I read many of the reviews on the HD website, and people said that the color and texture of the floor hides the dirt. That is good---we have laminate in part of the LYS where I work, and it is almost black in color. In the winter, when the customers are tracking in salt and slush, it is an unholy mess. We are supposed to damp mop it every evening before we go home, but no matter how hard I try, I can't avoid making a big, streaky mess. I also think the natural wood grain look will compliment the counter that you chose.

Catherine said...

Yeah, I think I'm going to go with the vinyl plank throughout - I'll nail that down this weekend, I hope. I want to get all the costs nailed down over the next week, so I know where I stand.

Anonymous said...

Oh, I realised you would 'get' the Oz usage 'daggy', just not the full nuances.
Yes, it does mean 'not very attractive', but the real starting point for the word is a 'dag' which relates to a clump of soiled wool on a sheeps backside.

Gae, in Callala Bay

Catherine said...

Love it!
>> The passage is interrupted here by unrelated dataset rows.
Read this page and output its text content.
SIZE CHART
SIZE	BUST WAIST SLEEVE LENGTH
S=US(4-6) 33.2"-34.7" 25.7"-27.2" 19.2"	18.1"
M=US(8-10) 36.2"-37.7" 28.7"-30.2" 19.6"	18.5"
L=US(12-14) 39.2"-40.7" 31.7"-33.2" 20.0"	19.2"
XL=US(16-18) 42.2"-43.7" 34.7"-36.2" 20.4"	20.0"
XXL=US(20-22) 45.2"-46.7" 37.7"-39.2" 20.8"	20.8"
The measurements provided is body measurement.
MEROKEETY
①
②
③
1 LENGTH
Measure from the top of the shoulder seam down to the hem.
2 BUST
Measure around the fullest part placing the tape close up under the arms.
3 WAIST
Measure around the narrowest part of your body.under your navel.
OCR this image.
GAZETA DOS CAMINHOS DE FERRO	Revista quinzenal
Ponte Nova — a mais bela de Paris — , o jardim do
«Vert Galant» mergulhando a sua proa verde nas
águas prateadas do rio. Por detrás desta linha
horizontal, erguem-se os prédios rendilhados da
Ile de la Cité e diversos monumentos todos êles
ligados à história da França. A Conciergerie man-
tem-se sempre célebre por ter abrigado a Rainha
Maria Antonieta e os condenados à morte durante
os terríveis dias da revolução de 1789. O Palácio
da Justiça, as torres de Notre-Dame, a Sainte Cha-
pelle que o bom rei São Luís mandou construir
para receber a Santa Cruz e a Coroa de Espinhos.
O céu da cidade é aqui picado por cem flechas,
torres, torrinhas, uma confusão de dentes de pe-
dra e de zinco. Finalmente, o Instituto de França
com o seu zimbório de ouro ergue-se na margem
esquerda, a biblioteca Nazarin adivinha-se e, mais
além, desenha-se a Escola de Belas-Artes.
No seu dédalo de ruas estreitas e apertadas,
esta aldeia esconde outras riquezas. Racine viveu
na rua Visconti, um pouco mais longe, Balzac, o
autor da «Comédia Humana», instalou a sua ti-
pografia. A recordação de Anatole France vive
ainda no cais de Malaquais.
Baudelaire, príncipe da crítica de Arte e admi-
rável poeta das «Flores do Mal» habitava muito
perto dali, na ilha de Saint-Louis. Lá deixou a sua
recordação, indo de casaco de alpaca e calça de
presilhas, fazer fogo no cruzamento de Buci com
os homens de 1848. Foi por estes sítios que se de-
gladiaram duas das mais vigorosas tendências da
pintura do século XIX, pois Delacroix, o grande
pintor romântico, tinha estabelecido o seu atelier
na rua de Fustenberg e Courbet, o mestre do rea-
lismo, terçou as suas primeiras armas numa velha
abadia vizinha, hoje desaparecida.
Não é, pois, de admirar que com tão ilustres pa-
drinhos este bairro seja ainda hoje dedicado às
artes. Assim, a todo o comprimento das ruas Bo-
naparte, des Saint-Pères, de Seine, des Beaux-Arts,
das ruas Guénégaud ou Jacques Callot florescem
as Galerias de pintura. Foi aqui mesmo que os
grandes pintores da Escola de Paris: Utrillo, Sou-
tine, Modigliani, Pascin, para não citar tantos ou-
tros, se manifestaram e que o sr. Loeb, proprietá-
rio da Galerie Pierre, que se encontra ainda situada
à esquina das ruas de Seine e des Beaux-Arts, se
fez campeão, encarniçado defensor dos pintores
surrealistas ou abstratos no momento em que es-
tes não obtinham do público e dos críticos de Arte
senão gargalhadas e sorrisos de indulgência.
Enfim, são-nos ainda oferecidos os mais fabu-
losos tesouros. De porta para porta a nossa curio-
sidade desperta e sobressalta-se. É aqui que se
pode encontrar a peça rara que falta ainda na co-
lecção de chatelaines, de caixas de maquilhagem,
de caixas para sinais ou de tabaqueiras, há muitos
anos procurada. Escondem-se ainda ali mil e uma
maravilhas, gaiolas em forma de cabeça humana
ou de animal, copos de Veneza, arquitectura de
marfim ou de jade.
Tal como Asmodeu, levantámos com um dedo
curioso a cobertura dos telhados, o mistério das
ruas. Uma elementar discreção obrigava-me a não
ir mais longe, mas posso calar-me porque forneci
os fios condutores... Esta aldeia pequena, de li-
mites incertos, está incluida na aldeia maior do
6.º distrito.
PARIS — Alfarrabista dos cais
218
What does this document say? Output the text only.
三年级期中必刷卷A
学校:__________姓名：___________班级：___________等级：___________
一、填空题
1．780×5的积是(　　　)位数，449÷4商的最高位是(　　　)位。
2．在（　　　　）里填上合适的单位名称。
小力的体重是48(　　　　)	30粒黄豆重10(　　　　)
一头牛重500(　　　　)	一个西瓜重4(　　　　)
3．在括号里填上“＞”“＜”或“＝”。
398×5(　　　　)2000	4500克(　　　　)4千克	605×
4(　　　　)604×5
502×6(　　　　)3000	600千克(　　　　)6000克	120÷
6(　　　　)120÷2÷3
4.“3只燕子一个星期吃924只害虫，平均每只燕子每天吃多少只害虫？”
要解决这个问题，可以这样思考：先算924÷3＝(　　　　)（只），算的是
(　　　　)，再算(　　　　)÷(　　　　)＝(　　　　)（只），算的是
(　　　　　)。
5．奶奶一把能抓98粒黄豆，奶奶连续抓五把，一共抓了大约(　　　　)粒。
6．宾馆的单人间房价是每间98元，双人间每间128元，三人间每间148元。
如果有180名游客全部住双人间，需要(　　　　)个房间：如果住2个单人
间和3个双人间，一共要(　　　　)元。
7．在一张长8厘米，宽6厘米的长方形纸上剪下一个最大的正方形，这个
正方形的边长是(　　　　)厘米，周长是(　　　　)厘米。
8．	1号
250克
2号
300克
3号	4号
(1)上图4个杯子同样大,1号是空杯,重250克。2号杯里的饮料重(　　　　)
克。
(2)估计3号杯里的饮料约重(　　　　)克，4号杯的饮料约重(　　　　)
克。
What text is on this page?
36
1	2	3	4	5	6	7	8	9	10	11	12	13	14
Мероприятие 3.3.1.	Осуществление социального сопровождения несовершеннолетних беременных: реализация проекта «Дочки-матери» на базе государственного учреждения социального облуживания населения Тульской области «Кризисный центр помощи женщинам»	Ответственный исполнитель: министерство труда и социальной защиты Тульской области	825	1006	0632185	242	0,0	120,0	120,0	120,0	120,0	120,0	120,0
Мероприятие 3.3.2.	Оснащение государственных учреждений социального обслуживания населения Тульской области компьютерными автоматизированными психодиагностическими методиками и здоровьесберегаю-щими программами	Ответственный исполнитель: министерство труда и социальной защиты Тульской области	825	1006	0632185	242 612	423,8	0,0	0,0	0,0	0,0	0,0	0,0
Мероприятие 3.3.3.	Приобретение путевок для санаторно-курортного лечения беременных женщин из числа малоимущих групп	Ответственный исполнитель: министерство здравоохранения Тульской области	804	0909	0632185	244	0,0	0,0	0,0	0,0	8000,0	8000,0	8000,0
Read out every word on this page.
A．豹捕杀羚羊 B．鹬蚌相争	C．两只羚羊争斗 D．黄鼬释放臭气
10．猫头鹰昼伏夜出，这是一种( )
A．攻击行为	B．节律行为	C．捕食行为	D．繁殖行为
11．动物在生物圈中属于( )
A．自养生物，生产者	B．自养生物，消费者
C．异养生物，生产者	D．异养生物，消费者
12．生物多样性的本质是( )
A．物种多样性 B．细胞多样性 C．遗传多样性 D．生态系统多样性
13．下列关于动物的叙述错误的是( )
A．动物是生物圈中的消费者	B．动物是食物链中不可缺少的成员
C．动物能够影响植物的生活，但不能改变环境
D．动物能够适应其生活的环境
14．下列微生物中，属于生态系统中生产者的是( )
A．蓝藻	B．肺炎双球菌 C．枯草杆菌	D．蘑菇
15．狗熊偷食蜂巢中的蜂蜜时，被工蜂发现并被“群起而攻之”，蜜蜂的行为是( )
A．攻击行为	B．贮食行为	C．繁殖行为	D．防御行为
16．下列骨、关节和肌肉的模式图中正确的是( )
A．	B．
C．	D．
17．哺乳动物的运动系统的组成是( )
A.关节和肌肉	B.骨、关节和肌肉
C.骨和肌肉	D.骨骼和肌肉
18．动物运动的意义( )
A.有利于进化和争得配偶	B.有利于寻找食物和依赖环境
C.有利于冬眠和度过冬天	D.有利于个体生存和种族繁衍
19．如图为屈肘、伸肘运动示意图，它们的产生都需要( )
Yeah, most of the early era vinyl flooring would totally qualify as "daggy". My memory of it is builder-quality cheap and 30 years ago. I am now officially renouncing my vinyl prejudice, and am embracing the vinyl. A dog-friendly wood-like easy care floor with a 25 year warranty and cheaper installation? Sign me up!

Anonymous said...

Hannah weighs under five pounds, and she does the same thing when I try to tell her which direction we are going to walk in. She will LEAN into her harness and try to pull me, and when that doesn't work, she lays down on the sidewalk and refuses to go any further. I don't have the heart to drag her---I carry her a little way until she forgets we are supposed to be fighting and she will walk. At 12, she has *almost* achieved her full Yorkie Princess Divahood.

Catherine said...

I have two dogs and am usually juggling two poop bags, so pausing to pick up the one who decides he has to dictate to the rest of us is difficult. The dragging only lasts for a foot or two before he decides to cooperate - sometimes for as long as five whole minutes. He's just a little jerk in his old age. :-)

Anonymous said...

Isn't it just amazing how a featherweight dog can exert such pressure on the lead (and the hand and arm holding it) ?

Four "wheel" drive and a low centre of gravity, plus the absolute conviction that his way is the right way.